Moviola is a rural cinema service operating in the British West Country counties of Dorset, Devon, Hampshire, Somerset and Wiltshire. It provides a cinema service for rural communities that have no or distant access to cinema theatres, showing a range of films in village halls and other venues. It advertises itself as "The South and West's Rural Multiplex", and with 80 screening venues is one of the largest rural film schemes in Europe. It is a registered charity.

==History==
Moviola started operations in 2001, and after a few years of pilot operations it was first incorporated as "Dorset Film Touring" in February 2004. As "Dorset Film Touring" it was registered as United Kingdom Charity 1107649 in January 2005. In the summer of 2009, the Company and Charity officially adopted the name "Moviola". Moviola is governed by a small Board whose members have the dual functions of Trustees of the Charity and Directors of the Trading Company (Moviola Ltd). The Board members are recruited from the local community and from the film exhibition sector and serve in an entirely voluntary capacity. The Oscar-winning screenwriter and actor Julian Fellowes, who lives in Dorset, is Patron of Moviola.

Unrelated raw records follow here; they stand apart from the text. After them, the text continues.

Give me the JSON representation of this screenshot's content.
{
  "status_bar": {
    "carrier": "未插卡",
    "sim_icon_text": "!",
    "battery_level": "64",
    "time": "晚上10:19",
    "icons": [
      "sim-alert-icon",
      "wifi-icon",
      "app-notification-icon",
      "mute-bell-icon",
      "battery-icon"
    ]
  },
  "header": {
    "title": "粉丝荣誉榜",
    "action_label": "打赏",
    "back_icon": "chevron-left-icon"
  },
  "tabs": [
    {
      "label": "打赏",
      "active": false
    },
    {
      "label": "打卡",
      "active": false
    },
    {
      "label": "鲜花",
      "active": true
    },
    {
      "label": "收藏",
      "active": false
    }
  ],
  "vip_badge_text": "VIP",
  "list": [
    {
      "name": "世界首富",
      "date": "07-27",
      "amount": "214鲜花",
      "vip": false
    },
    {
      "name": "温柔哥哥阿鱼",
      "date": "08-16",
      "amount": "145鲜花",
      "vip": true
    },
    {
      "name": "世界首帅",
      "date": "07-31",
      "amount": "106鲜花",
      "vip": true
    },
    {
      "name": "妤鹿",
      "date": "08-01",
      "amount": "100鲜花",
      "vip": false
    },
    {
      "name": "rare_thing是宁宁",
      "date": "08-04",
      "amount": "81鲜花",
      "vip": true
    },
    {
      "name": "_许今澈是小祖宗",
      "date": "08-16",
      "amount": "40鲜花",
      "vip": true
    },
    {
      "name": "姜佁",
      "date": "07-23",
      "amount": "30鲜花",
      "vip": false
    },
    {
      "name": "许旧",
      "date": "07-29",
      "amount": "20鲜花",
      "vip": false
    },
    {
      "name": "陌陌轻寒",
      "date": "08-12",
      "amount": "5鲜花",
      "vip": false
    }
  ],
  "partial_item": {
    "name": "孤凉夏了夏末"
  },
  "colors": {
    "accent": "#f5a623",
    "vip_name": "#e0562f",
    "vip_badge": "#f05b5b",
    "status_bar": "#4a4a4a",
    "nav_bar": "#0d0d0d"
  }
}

The number of venues and attendances has increased greatly since the inception of the project in 2001, as shown in the following table:

| Year | Number of shows | Attendances |
|---|---|---|
| 2001-2 | 52 | 2,528 |
| 2002-3 | 79 | 3,760 |
| 2003-4 | 162 | 7,153 |
| 2004-5 | 220 | 11,868 |
| 2005-6 | 398 | 28,381 |
| 2006-7 | 630 | 40,951 |
| 2007-8 | 664 | 40,698 |
| 2008-9 | 720 | 46,486 |

==Organisation==
Moviola shows films in 80 venues across the five counties. Its rural cinema service is made up of four elements:

- A complete cinema service for village halls and other rural venues across Dorset, Devon, Hampshire, Somerset and Wiltshire.
- A programming and film booking service for individual rural venues and touring schemes across the UK.
- Advice and guidance (consultancy) for anyone who wishes to establish their own rural cinema.
- Projection services for festivals, churches and anyone wanting to run a special event.

==Screenings==
Moviola operates a partnership model: in each of the rural communities in which it operates, it has a partner group that chooses the films and the dates of the screenings, arranges the venue, organises local publicity and sells tickets. The partners also manage the show, determining aspects such as length of interval and start times. Moviola organises the booking of the films, maintains links with film distributors, provides marketing materials, tickets, all the equipment and the presenter for the show. This provision of suitable equipment is very important as many venues do not have high quality projection and sound equipment. A recent Daily Telegraph article about Moviola and other rural cinema screening services stated that "all [Moviola] needs to put on a show is a DVD of the film, a table and a 13-amp electric socket."

Moviola was instrumental in breaking the cult film Morris: A Life with Bells On, by showing it when other mainstream distributors could not be found.